Voters asked to approve reorganization of Alabama’s constitution
MONTGOMERY, Ala. (WSFA) - Alabama has one of the longest constitutions in the world. In 2020, voters gave the legislature the authority to reorganize the 1901 constitution; Alabamians have the chance to shorten it with a vote scheduled for this November’s election.
This is some of the wording that’ll you’ll see on the ballot in November.
“Shall the following recompilation of the constitution of Alabama of 1901 be ratified,” said Nancy Eckberg with Alabama Citizens for Constitutional Reform. “And then under that will appear these words proposing adoption of the Constitution of Alabama of 2022.”
Eckberg says reorganizing the constitution will make it more user-friendly.
“This is the constitution reflecting who we are as Alabamians today in 2022,” she added.
Eckberg applauds State Representative Merika Coleman for sponsoring the legislation.
“People should not be fearful that it has been a rewrite,” said Eckberg. “It’s not.”
The new document will:
- Rearrange to place similar subjects together
- Remove racist language
- Delete repeated portions
- Put economic development amendments together
- Arrange local amendments by county
But eventually, some want deeper change. Evan Milligan says the state’s constitution has a racist past.
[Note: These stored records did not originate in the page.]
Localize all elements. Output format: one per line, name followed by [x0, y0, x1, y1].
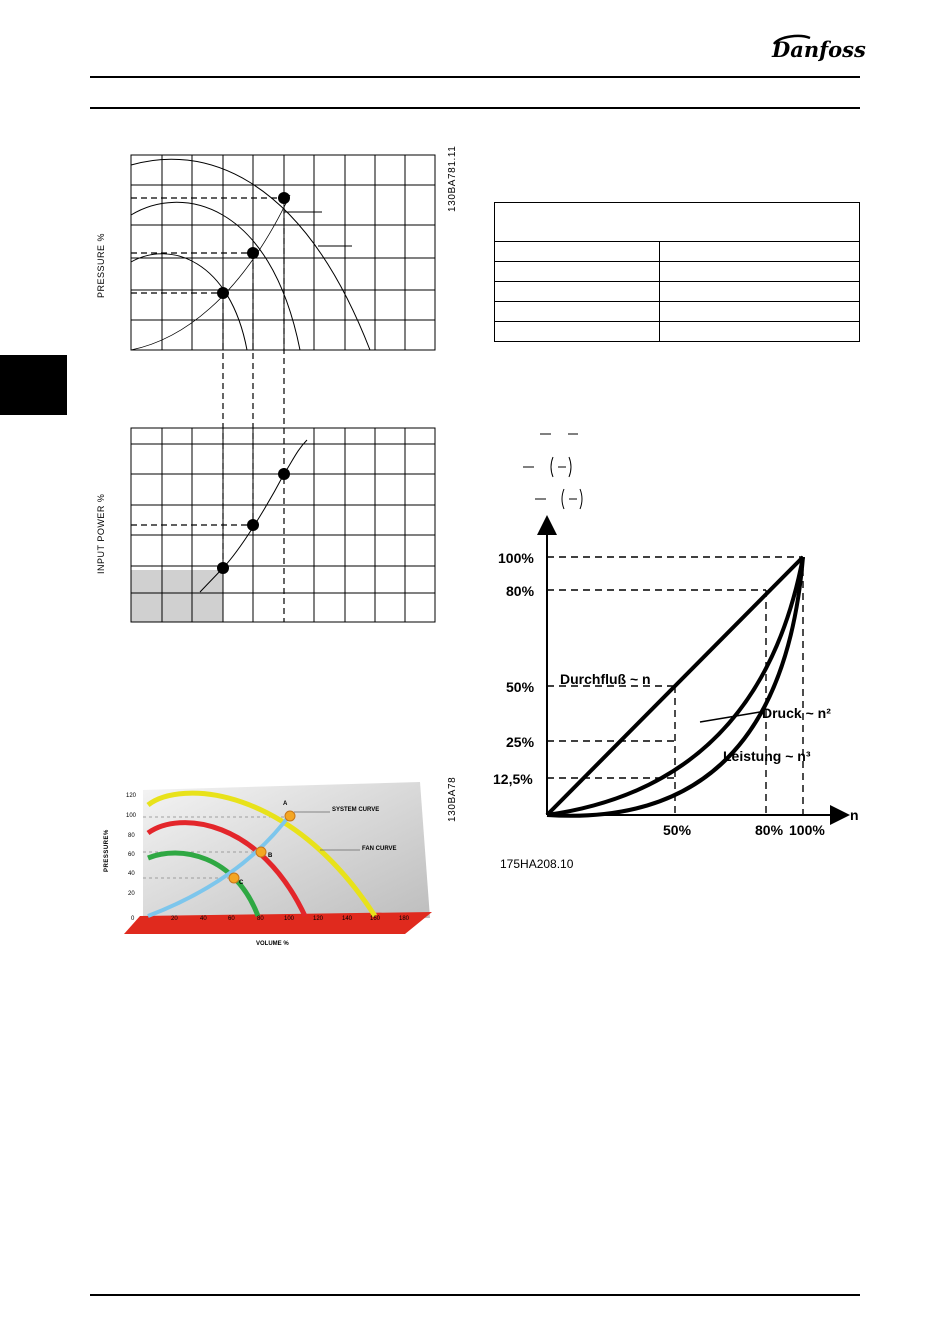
power-label: Leistung ~ n³: [723, 748, 811, 764]
y-tick-100: 100%: [498, 550, 534, 566]
x-tick: 80: [257, 916, 264, 922]
y-tick: 80: [128, 833, 135, 839]
y-tick-25: 25%: [506, 734, 535, 750]
y-tick-50: 50%: [506, 679, 535, 695]
y-tick: 0: [131, 916, 135, 922]
figure-code-color: 130BA78: [447, 776, 458, 822]
point-c-label: C: [239, 880, 244, 886]
y-tick: 60: [128, 852, 135, 858]
fan-curve-label: FAN CURVE: [362, 846, 397, 852]
y-tick: 100: [126, 813, 137, 819]
point-a-label: A: [283, 801, 288, 807]
x-tick: 40: [200, 916, 207, 922]
x-tick: 180: [399, 916, 410, 922]
point-b-label: B: [268, 853, 273, 859]
x-tick: 20: [171, 916, 178, 922]
pressure-axis-label: PRESSURE %: [96, 232, 106, 298]
y-tick: 120: [126, 793, 137, 799]
y-tick-12-5: 12,5%: [493, 771, 533, 787]
brand-name: Danfoss: [772, 37, 866, 62]
pressure-percent-label: PRESSURE%: [104, 829, 110, 872]
x-tick-100: 100%: [789, 822, 825, 838]
x-tick: 120: [313, 916, 324, 922]
y-tick: 40: [128, 871, 135, 877]
y-tick: 20: [128, 891, 135, 897]
figure-code-affinity: 175HA208.10: [500, 857, 574, 871]
x-tick-80: 80%: [755, 822, 784, 838]
x-tick: 160: [370, 916, 381, 922]
x-tick: 60: [228, 916, 235, 922]
system-curve-label: SYSTEM CURVE: [332, 807, 380, 813]
flow-label: Durchfluß ~ n: [560, 671, 651, 687]
x-tick: 100: [284, 916, 295, 922]
y-tick-80: 80%: [506, 583, 535, 599]
figure-code-fan: 130BA781.11: [447, 145, 458, 212]
x-tick: 140: [342, 916, 353, 922]
power-axis-label: INPUT POWER %: [96, 493, 106, 574]
footer-rule: [90, 1294, 860, 1296]
volume-axis-label: VOLUME %: [256, 941, 289, 947]
x-tick-50: 50%: [663, 822, 692, 838]
pressure-label: Druck ~ n²: [762, 705, 831, 721]
x-axis-label: n: [850, 807, 859, 823]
“From the Constitutional Convention, he says on record, ‘We are here to enshrine white supremacy by law’,” said Millian.
Milligan has a song titled 1901 about the state’s constitution.
“Country boy, city girl, either way, don’t pay him,” said Milligan. “Because it’s all about money. And we’re the commodities.”
He believes voters should approve the new document, and the state should look again at changing its foundation.
“We need to have a convention to write something that allows our counties just to govern themselves, that allows us to raise the type of tax revenue we need,” said Milligan.